Likewise, equation 3 (below) shows the uptake of nitrate and CO2 into macroalgae to form typical organic molecules:
(3) 122 CO2 + 122 H2O + 16 NO3- --> C106H260O106N16 + 138 O2 + 16 HCO3-
Again, one bicarbonate ion is produced for each nitrate ion consumed.
It turns out that as long as the nitrate concentration is stable, regardless of its actual value, there is no ongoing net depletion of alkalinity. Of course, alkalinity was depleted to reach that value, but once it stabilizes, there is no continuing alkalinity depletion because the export processes described above are exactly balancing the depletion from nitrification (the conversion of ammonia to nitrate).

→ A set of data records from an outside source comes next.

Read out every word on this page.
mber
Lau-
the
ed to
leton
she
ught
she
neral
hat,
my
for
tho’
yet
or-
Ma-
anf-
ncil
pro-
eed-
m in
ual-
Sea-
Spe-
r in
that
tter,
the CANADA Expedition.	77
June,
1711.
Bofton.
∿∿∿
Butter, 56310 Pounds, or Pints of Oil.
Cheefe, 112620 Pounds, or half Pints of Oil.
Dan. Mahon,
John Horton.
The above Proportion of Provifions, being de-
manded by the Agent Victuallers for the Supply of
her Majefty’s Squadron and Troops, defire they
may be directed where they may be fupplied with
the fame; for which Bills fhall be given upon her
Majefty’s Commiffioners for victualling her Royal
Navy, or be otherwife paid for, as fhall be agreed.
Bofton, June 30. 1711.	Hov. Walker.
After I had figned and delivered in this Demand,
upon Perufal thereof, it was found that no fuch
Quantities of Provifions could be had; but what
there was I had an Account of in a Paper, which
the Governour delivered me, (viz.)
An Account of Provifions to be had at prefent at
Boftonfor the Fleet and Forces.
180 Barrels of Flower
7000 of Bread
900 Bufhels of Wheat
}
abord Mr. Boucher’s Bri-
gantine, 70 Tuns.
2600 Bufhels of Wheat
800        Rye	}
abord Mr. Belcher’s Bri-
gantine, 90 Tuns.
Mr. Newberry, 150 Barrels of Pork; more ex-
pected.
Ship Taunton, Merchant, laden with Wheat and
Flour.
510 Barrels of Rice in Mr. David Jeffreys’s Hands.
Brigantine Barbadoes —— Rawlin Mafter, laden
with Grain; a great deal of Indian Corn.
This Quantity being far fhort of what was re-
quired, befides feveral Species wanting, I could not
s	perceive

There are, however, circumstances where the alkalinity is lost in the conversion of ammonia to nitrate, and is never returned. The most likely scenario to be important in reef aquaria is when nitrate is removed through water changes. In that case, each water change takes out some nitrate, and if the system produces nitrate to get back to some stable level, the alkalinity again becomes depleted.

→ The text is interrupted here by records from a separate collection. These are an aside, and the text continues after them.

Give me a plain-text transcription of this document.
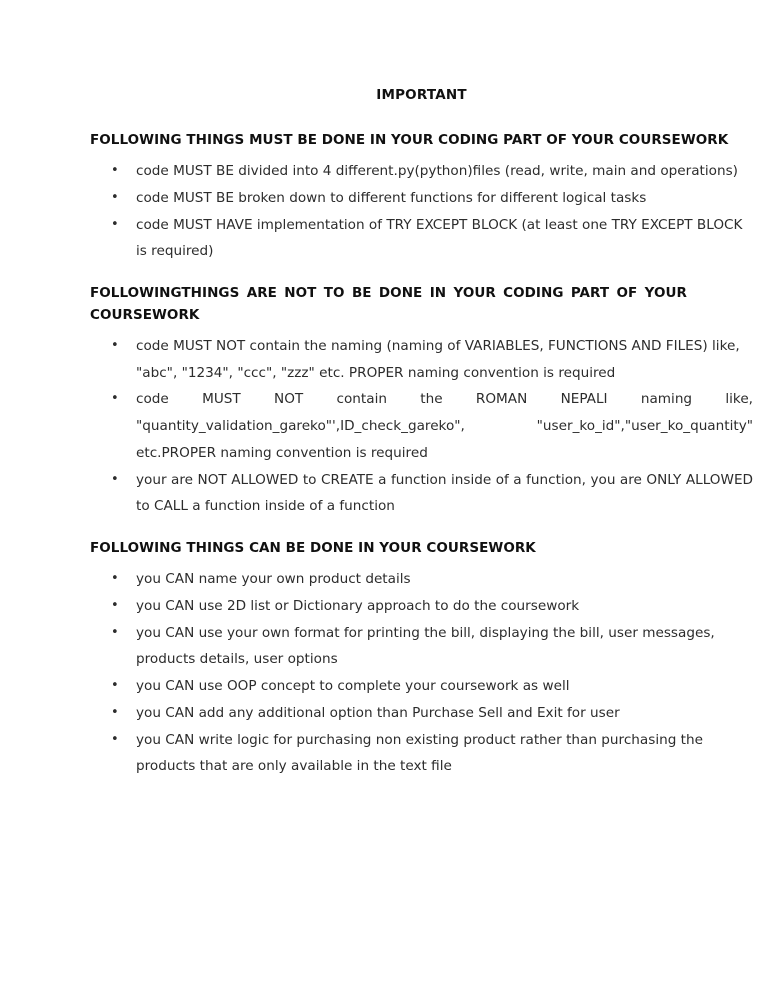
IMPORTANT
FOLLOWING THINGS MUST BE DONE IN YOUR CODING PART OF YOUR COURSEWORK
• code MUST BE divided into 4 different.py(python)files (read, write, main and operations)
• code MUST BE broken down to different functions for different logical tasks
• code MUST HAVE implementation of TRY EXCEPT BLOCK (at least one TRY EXCEPT BLOCK is required)
FOLLOWINGTHINGS ARE NOT TO BE DONE IN YOUR CODING PART OF YOUR COURSEWORK
• code MUST NOT contain the naming (naming of VARIABLES, FUNCTIONS AND FILES) like, "abc", "1234", "ccc", "zzz" etc. PROPER naming convention is required
• code MUST NOT contain the ROMAN NEPALI naming like, "quantity_validation_gareko"',ID_check_gareko", "user_ko_id","user_ko_quantity" etc.PROPER naming convention is required
• your are NOT ALLOWED to CREATE a function inside of a function, you are ONLY ALLOWED to CALL a function inside of a function
FOLLOWING THINGS CAN BE DONE IN YOUR COURSEWORK
• you CAN name your own product details
• you CAN use 2D list or Dictionary approach to do the coursework
• you CAN use your own format for printing the bill, displaying the bill, user messages, products details, user options
• you CAN use OOP concept to complete your coursework as well
• you CAN add any additional option than Purchase Sell and Exit for user
• you CAN write logic for purchasing non existing product rather than purchasing the products that are only available in the text file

If, for example, nitrate averages 50 ppm at each water change, then over the course of a year with 10 water changes of 20% each, the alkalinity will be depleted by 1.6 meq/L (4.5 dKH) over the course of that entire time period. This process is one of the primary reasons that fish-only aquaria that often export nitrate in water changes need occasional buffer additions to replace that depleted alkalinity.
While the magnitude of the depletion described in the paragraph above is fairly easy to understand, it also can be converted into units that clarify the imbalance. The impact of alkalinity depletion on the calcium and alkalinity demand balance depends, of course, on the amount of calcium and alkalinity added (and consumed) over the course of that same year.

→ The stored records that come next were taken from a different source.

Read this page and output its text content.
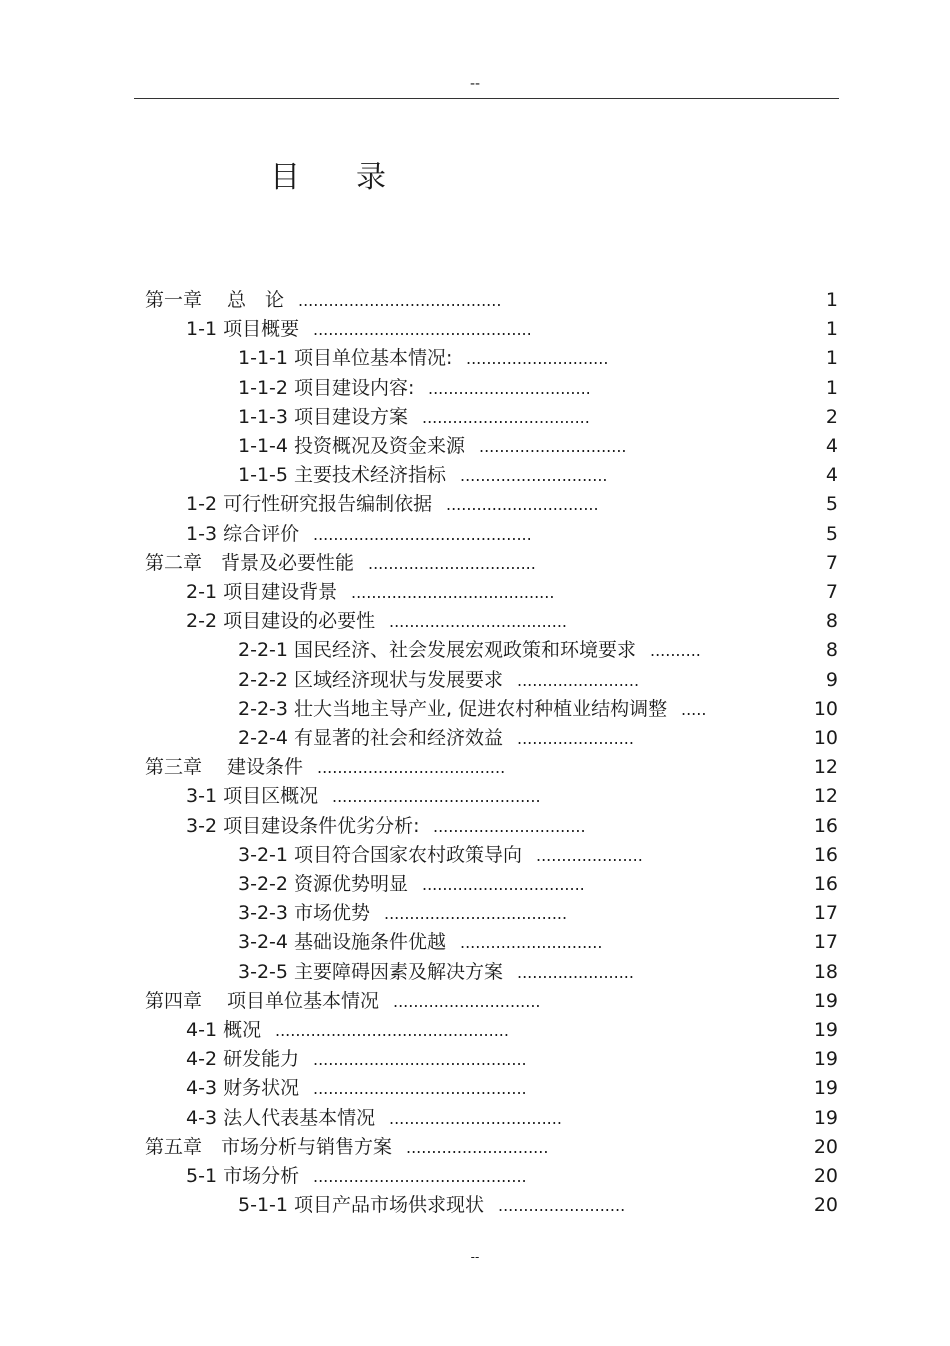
--
目 录
第一章　 总　论 ........................................	1
1-1 项目概要 ...........................................	1
1-1-1 项目单位基本情况: ............................	1
1-1-2 项目建设内容: ................................	1
1-1-3 项目建设方案 .................................	2
1-1-4 投资概况及资金来源 .............................	4
1-1-5 主要技术经济指标 .............................	4
1-2 可行性研究报告编制依据 ..............................	5
1-3 综合评价 ...........................................	5
第二章　背景及必要性能 .................................	7
2-1 项目建设背景 ........................................	7
2-2 项目建设的必要性 ...................................	8
2-2-1 国民经济、社会发展宏观政策和环境要求 ..........	8
2-2-2 区域经济现状与发展要求 ........................	9
2-2-3 壮大当地主导产业, 促进农村种植业结构调整 .....	10
2-2-4 有显著的社会和经济效益 .......................	10
第三章　 建设条件 .....................................	12
3-1 项目区概况 .........................................	12
3-2 项目建设条件优劣分析: ..............................	16
3-2-1 项目符合国家农村政策导向 .....................	16
3-2-2 资源优势明显 ................................	16
3-2-3 市场优势 ....................................	17
3-2-4 基础设施条件优越 ............................	17
3-2-5 主要障碍因素及解决方案 .......................	18
第四章　 项目单位基本情况 .............................	19
4-1 概况 ..............................................	19
4-2 研发能力 ..........................................	19
4-3 财务状况 ..........................................	19
4-3 法人代表基本情况 ..................................	19
第五章　市场分析与销售方案 ............................	20
5-1 市场分析 ..........................................	20
5-1-1 项目产品市场供求现状 .........................	20
--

For a typical reef aquarium (assuming a daily addition of saturated limewater equal to 2% of the tank's volume), the amount of alkalinity added during the course of a year is 297.8 meq/L. Likewise, the amount of calcium added is 5,957 ppm Ca++, given the ratio of 1 meq/L of alkalinity for every 20 ppm of calcium that has been discussed above. If that 1.6 meq/L of alkalinity is added to create a larger demand of 299.4 meq/L over the course of a year, the new ratio for the total demand becomes 19.90 ppm Ca++ per 1 meq/L of alkalinity. Consequently, while this effect of nitrate production on alkalinity is enough to be noticed over the course of a year, it is substantially smaller than the other effects discussed in this article, and is unimportant for aquaria that maintain low nitrate levels.